Oh my…..I am so very sorry for your loss….I didn’t know…..caught up in my own life and own grief………..please know that others care and keep yourself in Gods love.

Debbie Domby

It’s been 40 years since my husband passed and although most days are back to their normal routine there are time when at any given moment I just lose it. There is no rhyme or reason what triggers the emotions I am going about my day and bam out of the blue – one time at a four way stop I had to pull off the road when I got through the intersection. I noticed a policeman circled me several times and then when he saw me composing myself and driving off he disappeared – I thought that was sweet of him. So as you can see a year is not enough, our loved ones are just that our loved ones and as long as we live the memories will live with us now, however, I focus more on the gratitude of the memories than I do on the pain of the grief. Thank you for sharing your life stories with us and also for sharing your talents, which for me are becoming family heirlooms. God bless you!

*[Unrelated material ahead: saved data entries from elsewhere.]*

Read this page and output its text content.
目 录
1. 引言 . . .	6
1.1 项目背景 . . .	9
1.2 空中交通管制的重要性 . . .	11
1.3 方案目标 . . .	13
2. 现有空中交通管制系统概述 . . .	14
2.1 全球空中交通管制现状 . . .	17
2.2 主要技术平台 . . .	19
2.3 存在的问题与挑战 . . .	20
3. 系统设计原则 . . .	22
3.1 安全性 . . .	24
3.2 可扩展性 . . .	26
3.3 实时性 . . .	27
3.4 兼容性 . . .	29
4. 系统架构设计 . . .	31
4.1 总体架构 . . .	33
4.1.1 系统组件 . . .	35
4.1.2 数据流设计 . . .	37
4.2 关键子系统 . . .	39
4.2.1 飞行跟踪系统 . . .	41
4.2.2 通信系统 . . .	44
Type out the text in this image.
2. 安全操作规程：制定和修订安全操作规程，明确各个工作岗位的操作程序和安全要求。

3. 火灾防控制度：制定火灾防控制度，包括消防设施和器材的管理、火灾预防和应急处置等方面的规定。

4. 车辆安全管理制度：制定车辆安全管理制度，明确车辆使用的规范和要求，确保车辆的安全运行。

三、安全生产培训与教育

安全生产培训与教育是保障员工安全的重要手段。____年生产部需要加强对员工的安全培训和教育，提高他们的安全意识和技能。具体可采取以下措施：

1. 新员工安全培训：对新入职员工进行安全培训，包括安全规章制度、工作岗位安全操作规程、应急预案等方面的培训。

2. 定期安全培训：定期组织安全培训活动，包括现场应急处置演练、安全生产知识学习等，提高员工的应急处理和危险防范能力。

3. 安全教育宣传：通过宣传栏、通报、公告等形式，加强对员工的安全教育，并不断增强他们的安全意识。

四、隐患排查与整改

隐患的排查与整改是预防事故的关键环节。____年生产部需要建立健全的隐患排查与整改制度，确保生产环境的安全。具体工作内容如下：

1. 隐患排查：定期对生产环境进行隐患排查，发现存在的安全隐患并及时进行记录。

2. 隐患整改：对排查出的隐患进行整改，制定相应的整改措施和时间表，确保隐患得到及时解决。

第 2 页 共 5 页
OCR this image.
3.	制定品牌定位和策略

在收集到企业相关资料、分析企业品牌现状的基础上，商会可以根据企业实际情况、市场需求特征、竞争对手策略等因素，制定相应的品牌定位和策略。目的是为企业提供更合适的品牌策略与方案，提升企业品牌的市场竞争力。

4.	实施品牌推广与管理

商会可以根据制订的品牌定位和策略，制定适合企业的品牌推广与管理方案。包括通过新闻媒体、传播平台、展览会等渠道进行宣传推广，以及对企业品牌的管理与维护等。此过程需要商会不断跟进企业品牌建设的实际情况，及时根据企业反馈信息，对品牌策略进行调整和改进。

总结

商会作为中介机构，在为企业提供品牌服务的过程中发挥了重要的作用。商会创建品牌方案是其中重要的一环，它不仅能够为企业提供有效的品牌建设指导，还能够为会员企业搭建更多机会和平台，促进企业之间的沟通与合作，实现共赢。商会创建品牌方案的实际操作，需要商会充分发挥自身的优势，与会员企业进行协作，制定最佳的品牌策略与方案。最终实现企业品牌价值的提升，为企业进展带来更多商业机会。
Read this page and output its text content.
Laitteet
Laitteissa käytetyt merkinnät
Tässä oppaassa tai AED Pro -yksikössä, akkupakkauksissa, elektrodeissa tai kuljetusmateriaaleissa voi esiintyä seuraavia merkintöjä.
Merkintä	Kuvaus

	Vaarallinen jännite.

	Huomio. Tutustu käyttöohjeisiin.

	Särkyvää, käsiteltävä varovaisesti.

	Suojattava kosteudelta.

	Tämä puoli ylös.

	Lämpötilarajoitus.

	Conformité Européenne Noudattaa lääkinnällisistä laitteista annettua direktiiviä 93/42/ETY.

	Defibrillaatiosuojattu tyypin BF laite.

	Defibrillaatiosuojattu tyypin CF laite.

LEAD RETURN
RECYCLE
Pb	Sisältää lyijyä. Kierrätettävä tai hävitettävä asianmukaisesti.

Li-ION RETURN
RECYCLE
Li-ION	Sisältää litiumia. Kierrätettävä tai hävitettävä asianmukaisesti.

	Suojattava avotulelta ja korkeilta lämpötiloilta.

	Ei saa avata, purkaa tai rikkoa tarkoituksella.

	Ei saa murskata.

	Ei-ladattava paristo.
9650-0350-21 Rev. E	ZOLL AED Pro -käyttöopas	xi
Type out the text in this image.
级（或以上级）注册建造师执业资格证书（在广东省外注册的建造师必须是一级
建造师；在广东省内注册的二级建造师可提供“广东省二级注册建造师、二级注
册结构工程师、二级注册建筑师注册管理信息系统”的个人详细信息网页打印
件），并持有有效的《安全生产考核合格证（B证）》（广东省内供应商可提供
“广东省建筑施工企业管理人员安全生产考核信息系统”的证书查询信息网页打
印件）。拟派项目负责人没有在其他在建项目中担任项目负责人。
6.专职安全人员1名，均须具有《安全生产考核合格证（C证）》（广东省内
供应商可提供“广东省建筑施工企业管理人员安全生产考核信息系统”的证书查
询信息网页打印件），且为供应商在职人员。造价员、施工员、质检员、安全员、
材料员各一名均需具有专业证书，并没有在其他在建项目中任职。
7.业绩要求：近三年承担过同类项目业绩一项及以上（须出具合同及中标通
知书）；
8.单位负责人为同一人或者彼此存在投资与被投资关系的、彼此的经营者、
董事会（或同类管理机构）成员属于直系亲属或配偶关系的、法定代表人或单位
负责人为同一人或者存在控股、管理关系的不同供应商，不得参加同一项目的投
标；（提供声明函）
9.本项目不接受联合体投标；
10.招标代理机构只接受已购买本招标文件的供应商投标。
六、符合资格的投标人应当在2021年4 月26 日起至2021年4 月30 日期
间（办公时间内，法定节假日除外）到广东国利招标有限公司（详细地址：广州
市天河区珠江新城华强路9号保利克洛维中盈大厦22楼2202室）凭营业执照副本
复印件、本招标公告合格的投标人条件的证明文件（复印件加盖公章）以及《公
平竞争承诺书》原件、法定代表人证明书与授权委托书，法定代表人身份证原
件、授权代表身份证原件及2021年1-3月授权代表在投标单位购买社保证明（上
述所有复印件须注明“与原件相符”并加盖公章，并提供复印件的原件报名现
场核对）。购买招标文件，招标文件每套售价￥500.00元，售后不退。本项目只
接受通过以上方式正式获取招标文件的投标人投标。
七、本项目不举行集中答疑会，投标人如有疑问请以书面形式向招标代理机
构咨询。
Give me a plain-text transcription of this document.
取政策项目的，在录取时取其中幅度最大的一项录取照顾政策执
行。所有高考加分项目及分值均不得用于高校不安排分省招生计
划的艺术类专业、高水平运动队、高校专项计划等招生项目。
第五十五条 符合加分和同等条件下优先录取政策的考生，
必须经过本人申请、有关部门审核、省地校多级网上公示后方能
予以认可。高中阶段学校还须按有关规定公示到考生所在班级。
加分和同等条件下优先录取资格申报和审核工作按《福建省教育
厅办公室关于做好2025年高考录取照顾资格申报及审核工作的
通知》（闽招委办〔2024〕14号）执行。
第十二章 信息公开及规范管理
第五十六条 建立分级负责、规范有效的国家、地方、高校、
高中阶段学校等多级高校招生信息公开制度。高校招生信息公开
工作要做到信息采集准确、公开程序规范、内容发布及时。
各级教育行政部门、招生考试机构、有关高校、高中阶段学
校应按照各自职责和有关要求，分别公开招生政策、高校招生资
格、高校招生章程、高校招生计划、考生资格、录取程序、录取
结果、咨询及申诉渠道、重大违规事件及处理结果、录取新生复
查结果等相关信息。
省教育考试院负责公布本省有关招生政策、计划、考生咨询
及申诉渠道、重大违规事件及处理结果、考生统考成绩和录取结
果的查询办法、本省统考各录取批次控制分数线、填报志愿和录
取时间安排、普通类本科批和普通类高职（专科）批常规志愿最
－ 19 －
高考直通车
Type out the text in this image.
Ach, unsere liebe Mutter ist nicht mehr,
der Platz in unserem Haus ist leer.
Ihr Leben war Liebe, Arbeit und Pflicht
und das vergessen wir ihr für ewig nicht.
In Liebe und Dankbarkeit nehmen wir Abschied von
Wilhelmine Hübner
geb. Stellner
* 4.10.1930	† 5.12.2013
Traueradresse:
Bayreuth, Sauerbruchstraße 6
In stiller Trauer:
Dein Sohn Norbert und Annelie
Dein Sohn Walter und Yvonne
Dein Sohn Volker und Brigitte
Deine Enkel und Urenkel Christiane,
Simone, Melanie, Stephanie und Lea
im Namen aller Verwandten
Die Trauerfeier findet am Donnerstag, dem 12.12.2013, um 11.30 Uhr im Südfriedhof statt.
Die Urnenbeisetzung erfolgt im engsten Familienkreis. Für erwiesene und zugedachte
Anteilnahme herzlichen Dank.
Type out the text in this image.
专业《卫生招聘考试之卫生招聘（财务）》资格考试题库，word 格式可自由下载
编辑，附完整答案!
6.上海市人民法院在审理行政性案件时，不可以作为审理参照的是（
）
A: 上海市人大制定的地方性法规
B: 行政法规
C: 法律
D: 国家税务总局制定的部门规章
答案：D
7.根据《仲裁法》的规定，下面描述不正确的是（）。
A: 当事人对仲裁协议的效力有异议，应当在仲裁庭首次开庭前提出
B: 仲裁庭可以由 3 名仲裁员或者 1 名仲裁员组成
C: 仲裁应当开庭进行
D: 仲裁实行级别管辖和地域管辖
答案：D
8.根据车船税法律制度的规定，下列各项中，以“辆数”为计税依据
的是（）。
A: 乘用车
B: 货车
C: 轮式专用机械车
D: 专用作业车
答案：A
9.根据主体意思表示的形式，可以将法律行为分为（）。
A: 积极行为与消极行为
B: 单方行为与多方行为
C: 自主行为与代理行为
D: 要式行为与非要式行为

Rats…that comment toward the end of my post should read “your yarn has always been one of my favorites.” Maybe this little typo gave you a laugh for the day.

Kathy Cayton

I am so very sorry for your loss. My husband passed 7 years ago this past August. There are days when I think all is good and then there are those days when the tiniest reminder can set me off on a crying spree that seems to go on and on. It is such an entirely different life when you lose your spouse. We each have to make our own way after this loss and there is no wrong way as we’re all different. I am so glad you are now getting out in the public. Your yarn has always been none of my favorites as I really like the colors you select. May God grant you peace down this new road in your life.